Although beef vegetable soup is what I grew up with, it's the chicken variety that I grew to love later. The chicken vegetable soup recipe that I share here is one that I developed based on things I learned from other recipes over the years. I've made the quantities large enough to serve at least 3-4 people; for singles there will simply be leftovers.
I enjoy this soup both with chicken and without; as a simple meatless vegetable soup.With the chicken it's hearty, without it's an extremely quick and easy vegetable soup recipe. I hope you'll give it a try to let me know what you think.
What You'll Need
This chicken vegetable soup recipe requires just a little chopping and very few tools.

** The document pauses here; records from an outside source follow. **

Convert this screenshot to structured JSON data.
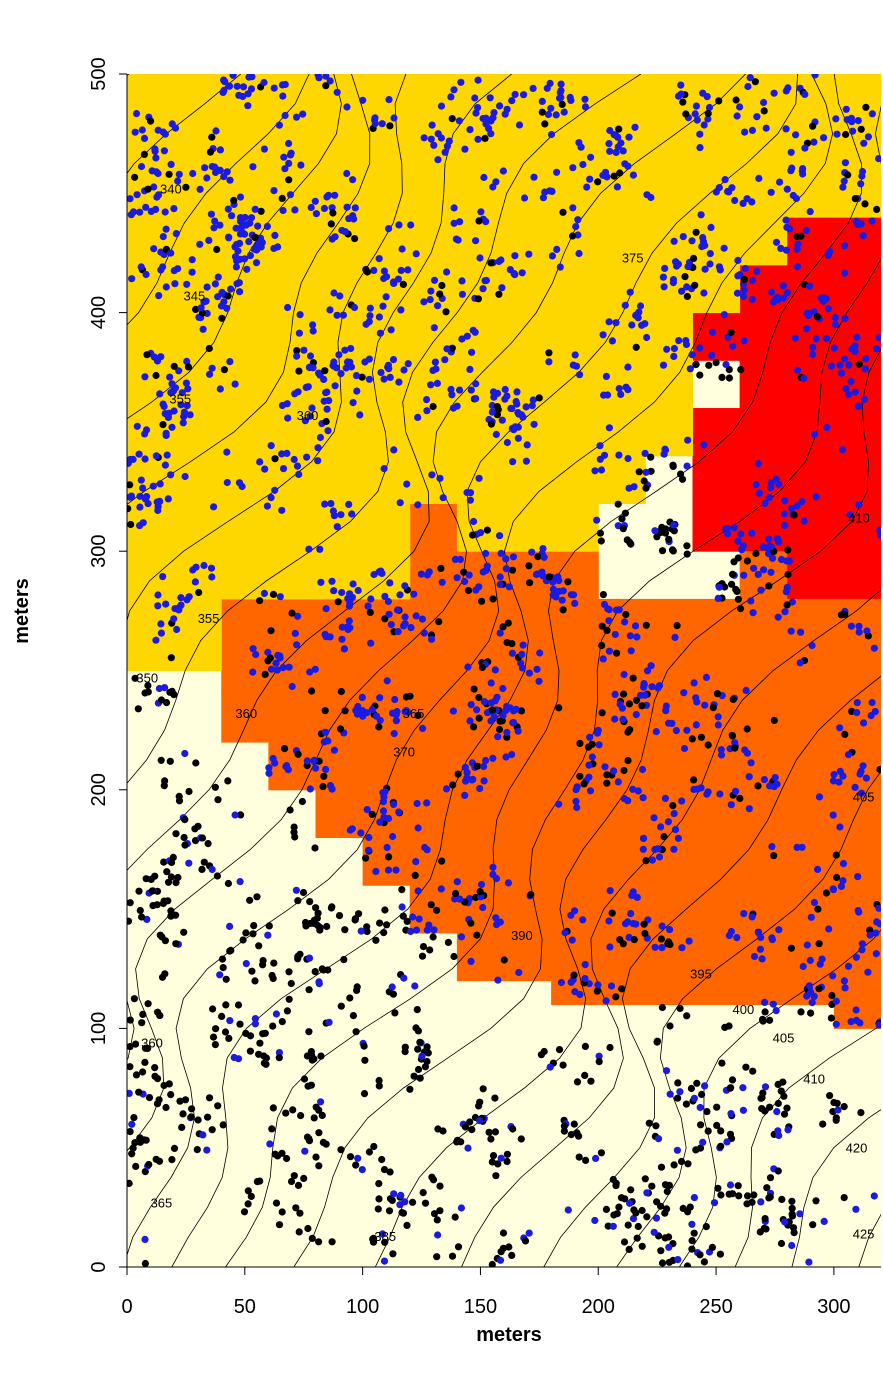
{
  "chart_data": {
    "type": "map",
    "xlabel": "meters",
    "ylabel": "meters",
    "xlim": [
      0,
      320
    ],
    "ylim": [
      0,
      500
    ],
    "x_ticks": [
      0,
      50,
      100,
      150,
      200,
      250,
      300
    ],
    "y_ticks": [
      0,
      100,
      200,
      300,
      400,
      500
    ],
    "grid": false,
    "cell_size_m": 20,
    "zone_colors": {
      "pale": "#FFFFDD",
      "yellow": "#FFD700",
      "orange": "#FF6600",
      "red": "#FF0000"
    },
    "point_colors": {
      "black": "#000000",
      "blue": "#1A1AE0"
    },
    "zones": [
      {
        "color": "red",
        "row_y_ranges": [
          {
            "y": [
              280,
              300
            ],
            "x": [
              280,
              320
            ]
          },
          {
            "y": [
              300,
              360
            ],
            "x": [
              240,
              320
            ]
          },
          {
            "y": [
              360,
              380
            ],
            "x": [
              260,
              320
            ]
          },
          {
            "y": [
              380,
              400
            ],
            "x": [
              240,
              320
            ]
          },
          {
            "y": [
              400,
              420
            ],
            "x": [
              260,
              320
            ]
          },
          {
            "y": [
              420,
              440
            ],
            "x": [
              280,
              320
            ]
          }
        ]
      },
      {
        "color": "orange",
        "row_y_ranges": [
          {
            "y": [
              100,
              110
            ],
            "x": [
              300,
              320
            ]
          },
          {
            "y": [
              110,
              120
            ],
            "x": [
              180,
              320
            ]
          },
          {
            "y": [
              120,
              140
            ],
            "x": [
              140,
              320
            ]
          },
          {
            "y": [
              140,
              160
            ],
            "x": [
              120,
              320
            ]
          },
          {
            "y": [
              160,
              180
            ],
            "x": [
              100,
              320
            ]
          },
          {
            "y": [
              180,
              200
            ],
            "x": [
              80,
              320
            ]
          },
          {
            "y": [
              200,
              220
            ],
            "x": [
              60,
              320
            ]
          },
          {
            "y": [
              220,
              240
            ],
            "x": [
              40,
              320
            ]
          },
          {
            "y": [
              240,
              280
            ],
            "x": [
              40,
              320
            ]
          },
          {
            "y": [
              280,
              300
            ],
            "x": [
              120,
              200
            ]
          },
          {
            "y": [
              280,
              300
            ],
            "x": [
              260,
              280
            ]
          },
          {
            "y": [
              300,
              320
            ],
            "x": [
              120,
              140
            ]
          }
        ]
      },
      {
        "color": "yellow",
        "row_y_ranges": [
          {
            "y": [
              250,
              280
            ],
            "x": [
              0,
              40
            ]
          },
          {
            "y": [
              280,
              300
            ],
            "x": [
              0,
              120
            ]
          },
          {
            "y": [
              300,
              320
            ],
            "x": [
              0,
              120
            ]
          },
          {
            "y": [
              300,
              320
            ],
            "x": [
              140,
              200
            ]
          },
          {
            "y": [
              320,
              340
            ],
            "x": [
              0,
              220
            ]
          },
          {
            "y": [
              340,
              360
            ],
            "x": [
              0,
              240
            ]
          },
          {
            "y": [
              360,
              400
            ],
            "x": [
              0,
              240
            ]
          },
          {
            "y": [
              400,
              420
            ],
            "x": [
              0,
              260
            ]
          },
          {
            "y": [
              420,
              440
            ],
            "x": [
              0,
              280
            ]
          },
          {
            "y": [
              440,
              500
            ],
            "x": [
              0,
              320
            ]
          }
        ]
      }
    ],
    "contour_labels": [
      {
        "text": "340",
        "x": 14,
        "y": 450
      },
      {
        "text": "345",
        "x": 24,
        "y": 405
      },
      {
        "text": "355",
        "x": 18,
        "y": 362
      },
      {
        "text": "360",
        "x": 72,
        "y": 355
      },
      {
        "text": "375",
        "x": 210,
        "y": 421
      },
      {
        "text": "355",
        "x": 30,
        "y": 270
      },
      {
        "text": "350",
        "x": 4,
        "y": 245
      },
      {
        "text": "360",
        "x": 46,
        "y": 230
      },
      {
        "text": "365",
        "x": 117,
        "y": 230
      },
      {
        "text": "370",
        "x": 113,
        "y": 214
      },
      {
        "text": "390",
        "x": 163,
        "y": 137
      },
      {
        "text": "395",
        "x": 239,
        "y": 121
      },
      {
        "text": "400",
        "x": 257,
        "y": 106
      },
      {
        "text": "405",
        "x": 274,
        "y": 94
      },
      {
        "text": "410",
        "x": 287,
        "y": 77
      },
      {
        "text": "420",
        "x": 305,
        "y": 48
      },
      {
        "text": "405",
        "x": 308,
        "y": 195
      },
      {
        "text": "410",
        "x": 306,
        "y": 312
      },
      {
        "text": "360",
        "x": 6,
        "y": 92
      },
      {
        "text": "365",
        "x": 10,
        "y": 25
      },
      {
        "text": "385",
        "x": 105,
        "y": 11
      },
      {
        "text": "425",
        "x": 308,
        "y": 12
      }
    ]
  }
}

The list of tools you'll need is brief:
-- A vegetable peeler and knife
-- A cutting board
-- A 2 quart saucepan or pot
-- 2 Tablespoons butter
-- 1/2 medium onion, peeled, and diced
-- 2 - 3 medium sized russet potatoes, peeled and diced
-- 2 carrots, peeled and sliced or 1/3 cup matchstick carrots
-- 1 stalk celery, sliced
-- 3/4 cup either peas, green beans, or lima beans (frozen or fresh)
-- 3/4 cup corn (frozen or fresh) or diced yellow pepper
-- 1/2 teaspoon dried thyme
-- 1 1/2 tablespoons flour
-- 32 to 38 ounces chicken stock
-- 1/3 cup whipping cream
-- salt, pepper, and parsley
-- 1/2 chicken breast, poached, shredded (optional)
Chicken can be poached by simmering water in a saucepan, adding chicken assuring it's covered by simmering water, and allowing to sit for 15 mintues.
Putting It Together
This is quck and easy.
Melt butter in 3 quart saucepan. Add onion and celery; sauté over low heat for 3 to 4 minutes to soften. Add flour and stir, cooking for about one minute. Add chicken stock gradually while stirring. Add vegetables and thyme; bring to a boil over high heat. Reduce heat to medium-low and cook for approximately 25 minutes.
Reduce heat to lowest setting, add in shredded chicken at this point if using, stir in cream, salt and pepper to taste and allow to heat through for 3 or 4 mintues. Serve, and garnish with chopped parsley.